In Project ACT, we used a lot of mystery patient data collection and provided quarterly reports of the data. In Zimbabwe, we’ve seen institutionalization of mystery patient data to ensure that their public healthcare system is reducing stigma and discrimination for “key populations” (gay and bisexual men, transgender people, sex workers, prisoners, and people who use injection drugs). Unlike the U.S., many of these countries’ constitutions guarantee the right to health for their citizens. Laws criminalizing same sex relationships conflict with this right. The testimonial strategy has been helpful because it makes people realize the human nature of everyone involved. The mystery patient methodology also provides a mechanism of accountability and a way to identify where issues are cropping up.
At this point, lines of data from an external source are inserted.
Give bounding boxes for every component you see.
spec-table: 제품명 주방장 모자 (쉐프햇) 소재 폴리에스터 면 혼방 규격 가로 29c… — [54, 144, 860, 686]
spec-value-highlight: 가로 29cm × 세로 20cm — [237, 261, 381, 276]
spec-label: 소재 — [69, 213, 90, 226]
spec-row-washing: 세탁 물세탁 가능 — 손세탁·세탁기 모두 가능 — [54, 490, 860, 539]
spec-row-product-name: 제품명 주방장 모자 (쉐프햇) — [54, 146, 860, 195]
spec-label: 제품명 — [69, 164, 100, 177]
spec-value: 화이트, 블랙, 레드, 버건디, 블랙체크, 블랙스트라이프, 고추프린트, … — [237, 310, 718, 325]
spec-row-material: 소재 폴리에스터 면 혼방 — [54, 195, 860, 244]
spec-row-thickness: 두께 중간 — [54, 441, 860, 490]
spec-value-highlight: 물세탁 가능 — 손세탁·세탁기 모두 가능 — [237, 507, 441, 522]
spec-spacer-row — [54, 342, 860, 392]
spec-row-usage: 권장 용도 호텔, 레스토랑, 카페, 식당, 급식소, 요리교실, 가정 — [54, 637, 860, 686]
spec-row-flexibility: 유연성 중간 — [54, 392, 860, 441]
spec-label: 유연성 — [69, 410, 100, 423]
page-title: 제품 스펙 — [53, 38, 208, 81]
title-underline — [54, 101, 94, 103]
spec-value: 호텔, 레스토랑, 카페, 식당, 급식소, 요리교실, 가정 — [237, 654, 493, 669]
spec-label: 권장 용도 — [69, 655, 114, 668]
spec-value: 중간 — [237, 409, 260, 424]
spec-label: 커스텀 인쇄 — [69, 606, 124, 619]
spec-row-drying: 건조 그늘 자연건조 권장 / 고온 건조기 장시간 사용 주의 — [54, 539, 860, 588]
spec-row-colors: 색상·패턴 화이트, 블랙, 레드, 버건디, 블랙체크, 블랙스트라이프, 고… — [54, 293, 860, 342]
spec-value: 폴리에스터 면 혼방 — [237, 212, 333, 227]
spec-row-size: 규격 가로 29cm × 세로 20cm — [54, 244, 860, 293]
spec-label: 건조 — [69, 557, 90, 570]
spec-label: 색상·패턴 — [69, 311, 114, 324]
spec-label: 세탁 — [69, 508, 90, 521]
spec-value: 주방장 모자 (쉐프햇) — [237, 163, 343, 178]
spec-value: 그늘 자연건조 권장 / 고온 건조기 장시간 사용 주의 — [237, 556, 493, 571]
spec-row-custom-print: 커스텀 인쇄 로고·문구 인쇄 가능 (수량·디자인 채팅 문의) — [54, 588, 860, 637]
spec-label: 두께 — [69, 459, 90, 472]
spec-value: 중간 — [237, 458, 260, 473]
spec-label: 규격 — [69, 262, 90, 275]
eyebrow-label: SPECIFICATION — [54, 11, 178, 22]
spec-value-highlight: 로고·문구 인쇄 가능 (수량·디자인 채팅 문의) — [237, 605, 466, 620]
One of the things that I’ve learned from a lot of my colleagues in Africa is that gay and bisexual men are in a place where they need to be seen as normal, contributing human beings who are good citizens. They need to be seen as people, and that’s not where things are at the moment.
There’s an interesting book, ‘Love Falls on Us,’ that argues that the strategies that we tend to use in the global North for advancement may not work well in other country settings. We really need to be cautious about that and follow the lead of local actors who know their settings. They’re more aware of political dynamics and influential voices in their own environments, and we must extend them respect for their expertise.
Q: September 27 is National Gay Men’s HIV/AIDS Awareness Day (NGMHAAD). What message do you have for gay, bisexual, and other men who have sex with men who are living with HIV or at-risk for HIV?
The most centrally important message is knowing you have the right to affirming care. It’s your right to be able to access care, free from stigma and discrimination. When that right is violated, there are things that you can do about it. There are all kinds of systems of support here in the U.S. that you can take advantage of to ensure that you can claim that right and seek redress if it is violated.